Use your critical success factors as a guide to help you identify areas to improve and focus on those areas that are not performing as well as you had hoped.

This will help you target specific areas in your organization that need improving.  

Make sure you consider factors like cost, quality, and service when you are targeting improvement.

For instance, if you operate a call center, benchmark hold times, or abandoned rates from like organizations to see if they have tips or tricks to improve your times.

2. Look for High Performing Organizations

Look for organizations that perform well in this area.  Use professional contacts and networking to find the right organizations.

LinkedIn is a great place to do this kind of networking.

Going outside your industry can shed light on how you do things as compared to how other industries tackle the same problem.

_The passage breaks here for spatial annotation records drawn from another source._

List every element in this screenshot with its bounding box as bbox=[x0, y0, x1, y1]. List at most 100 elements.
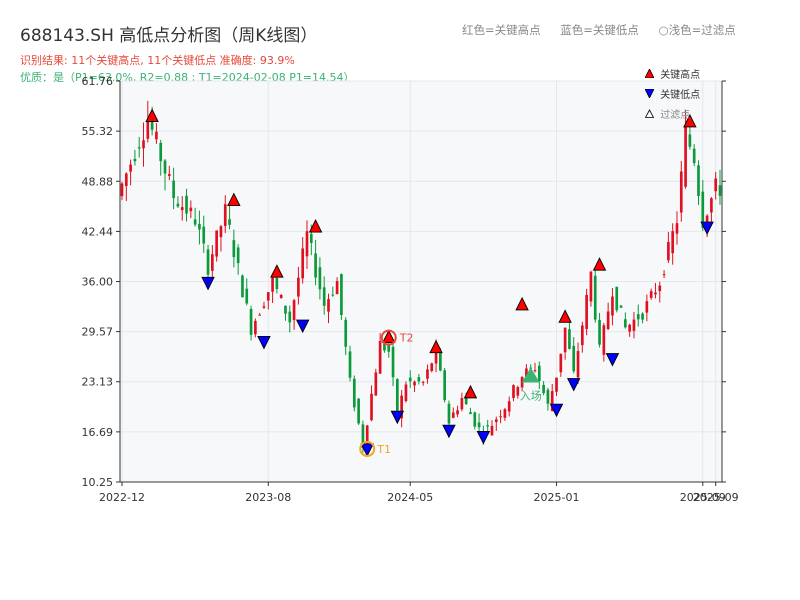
candle-body bbox=[473, 412, 477, 427]
candle-body bbox=[606, 311, 610, 330]
candle-body bbox=[301, 248, 305, 279]
candle-body bbox=[219, 226, 223, 238]
key-low-marker bbox=[295, 319, 310, 334]
y-tick-label: 29.57 bbox=[82, 326, 114, 339]
candle-body bbox=[585, 294, 588, 329]
candle-body bbox=[619, 305, 623, 308]
key-high-marker bbox=[308, 219, 323, 233]
legend-high-label: 关键高点 bbox=[660, 70, 701, 81]
candle-body bbox=[490, 425, 494, 436]
candle-body bbox=[568, 329, 571, 349]
candle-body bbox=[456, 410, 459, 415]
y-tick-label: 55.32 bbox=[82, 125, 114, 138]
candle-body bbox=[331, 294, 335, 296]
key-low-marker bbox=[442, 424, 456, 439]
candle-body bbox=[718, 185, 722, 196]
candle-body bbox=[507, 401, 511, 412]
blue-triangle-down-icon bbox=[644, 88, 657, 101]
candle-body bbox=[206, 249, 210, 275]
candle-body bbox=[602, 325, 606, 355]
candle-body bbox=[563, 327, 567, 353]
candle-body bbox=[374, 372, 378, 396]
candle-body bbox=[275, 277, 279, 289]
key-high-marker bbox=[145, 108, 159, 122]
candle-body bbox=[172, 180, 175, 199]
x-axis: 2022-12 2023-08 2024-05 2025-01 2025-092025-… bbox=[99, 482, 739, 504]
candle-body bbox=[262, 306, 266, 308]
candle-body bbox=[675, 223, 679, 234]
candle-body bbox=[215, 230, 218, 257]
candle-body bbox=[679, 171, 683, 213]
candle-body bbox=[124, 173, 128, 187]
t2-marker bbox=[380, 329, 397, 346]
entry-marker bbox=[521, 367, 540, 383]
candle-body bbox=[684, 127, 687, 187]
candle-body bbox=[142, 140, 145, 149]
candle-body bbox=[710, 198, 713, 213]
y-tick-label: 48.88 bbox=[82, 175, 114, 188]
candle-body bbox=[180, 207, 184, 211]
candle-body bbox=[460, 398, 464, 410]
candle-body bbox=[258, 314, 262, 316]
candle-body bbox=[288, 311, 292, 323]
key-low-marker bbox=[566, 378, 581, 392]
x-tick-label: 2023-08 bbox=[245, 491, 291, 504]
red-triangle-up-icon bbox=[644, 68, 657, 81]
candle-body bbox=[309, 233, 313, 243]
candle-body bbox=[628, 324, 631, 332]
candle-body bbox=[464, 397, 468, 405]
key-high-marker bbox=[683, 113, 697, 128]
legend-low: 关键低点 bbox=[644, 86, 701, 101]
y-tick-label: 36.00 bbox=[82, 276, 114, 289]
candle-body bbox=[533, 370, 537, 372]
key-low-marker bbox=[700, 221, 714, 236]
candle-body bbox=[537, 365, 541, 381]
candle-body bbox=[641, 313, 644, 320]
key-low-marker bbox=[257, 336, 271, 350]
candle-body bbox=[391, 346, 395, 378]
candle-body bbox=[189, 207, 193, 212]
y-tick-label: 23.13 bbox=[82, 376, 114, 389]
candle-body bbox=[241, 275, 244, 298]
candle-body bbox=[546, 389, 550, 404]
candle-body bbox=[714, 178, 718, 192]
candle-body bbox=[284, 305, 287, 314]
candle-body bbox=[155, 131, 158, 140]
markers: T1 T2 入场 bbox=[145, 108, 714, 457]
candle-body bbox=[486, 425, 490, 427]
key-high-marker bbox=[382, 329, 396, 344]
candle-body bbox=[137, 147, 141, 149]
candle-body bbox=[146, 119, 150, 139]
y-tick-label: 61.76 bbox=[82, 75, 114, 88]
candle-body bbox=[271, 277, 274, 292]
candle-body bbox=[503, 409, 507, 418]
candle-body bbox=[167, 174, 171, 176]
candle-body bbox=[266, 292, 270, 301]
candle-body bbox=[133, 158, 137, 162]
candle-body bbox=[150, 120, 154, 130]
candle-body bbox=[550, 391, 554, 411]
candle-body bbox=[580, 325, 584, 346]
candle-body bbox=[598, 319, 601, 345]
candle-body bbox=[697, 165, 700, 196]
candle-body bbox=[667, 242, 670, 261]
candle-body bbox=[314, 253, 317, 278]
candle-body bbox=[361, 424, 365, 449]
key-low-marker bbox=[549, 403, 564, 418]
candle-body bbox=[352, 378, 356, 408]
candle-body bbox=[611, 296, 614, 316]
candle-body bbox=[688, 134, 692, 147]
x-tick-label: 2025-09 bbox=[680, 491, 726, 504]
candle-body bbox=[245, 288, 249, 304]
candle-body bbox=[430, 363, 434, 372]
candle-body bbox=[198, 223, 201, 230]
candle-body bbox=[469, 412, 472, 415]
legend-low-label: 关键低点 bbox=[660, 90, 701, 101]
candle-body bbox=[327, 299, 330, 312]
candle-body bbox=[120, 183, 124, 197]
candle-body bbox=[426, 369, 429, 379]
candle-body bbox=[645, 301, 649, 313]
candle-body bbox=[615, 286, 619, 311]
candle-body bbox=[572, 345, 576, 372]
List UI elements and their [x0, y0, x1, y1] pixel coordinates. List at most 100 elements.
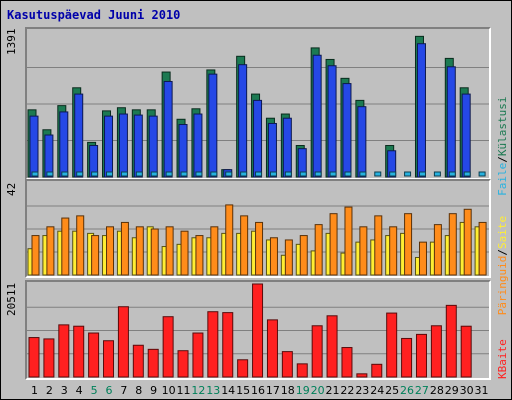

For instance, healthcare has improved many of their processes by learning from the hospitality, manufacturing, and airline industries.

3. Contact the Organization

Be professional in your communications and don’t pressure the organization to share data.

Many organizations have a process for sharing benchmark data and are happy to share, especially in areas that they perform well.

what is benchmarking

They are proud of what they do and are happy to share with others.

However, not all organizations are comfortable sharing performance data so be sensitive to this if you get resistance to the request.

Make contacting you as easy as possible and if you miss a call be courteous and respond quickly.

4. Collect and Analyze Data

Be prepared with your questions and the specific data you are looking for.

Make sure that when you collect data, you are comparing apples to apples and if oranges are in the mix, take differences into consideration when applying the information to your own organization.

For example, if you are requesting benchmark information for maintenance staff, make sure that the square footage and the number of hours of operation are the same.

The maintenance needs of a hospital would be very different from the maintenance needs of an insurance office.

The goal is to learn what’s working for other organizations and bring tips back to implement in your organization.

5. Develop A Performance Improvement Plan

Once you analyze the data gathered you will have a better understanding of where you are as an organization as compared to where you would like to be.

Use this information to develop a performance improvement plan to get you there.

Identify staff to help implement the plan and manage the performance of employees to achieve those goals.

6. Implement the Plan

Implement the plan and be sure that is incorporated into organizational goals so there is assigned accountability for getting things done.

Some plans are lengthy so be sure to allow adequate time to implement.

Be sensitive to this and use SMART goals to ensure they are achievable.

For example, improving customer satisfaction scores takes time and can’t be done overnight.

Try not to discourage employees by forcing unrealistic goals and timelines.

7. Check for Improvements

Once the plan is implemented, go back and see if improvements show in the data.

This is where FOCUS PDCA comes in to close the loop.

Once you have relationships with organizations that share data, it can be a valuable way to keep your organization moving forward and constantly striving to improve what you do.

There are also professional benchmarking organizations you can join and share data within your industry. 

Networking at your professional conferences is also a good way to identify these types of organizations.

It’s amazing what we can learn from others if we just take the time to ask.

Benchmarking is a great way to find those best practices that will help your organization improve!

Do you have any examples of benchmarking projects that helped your organization improve?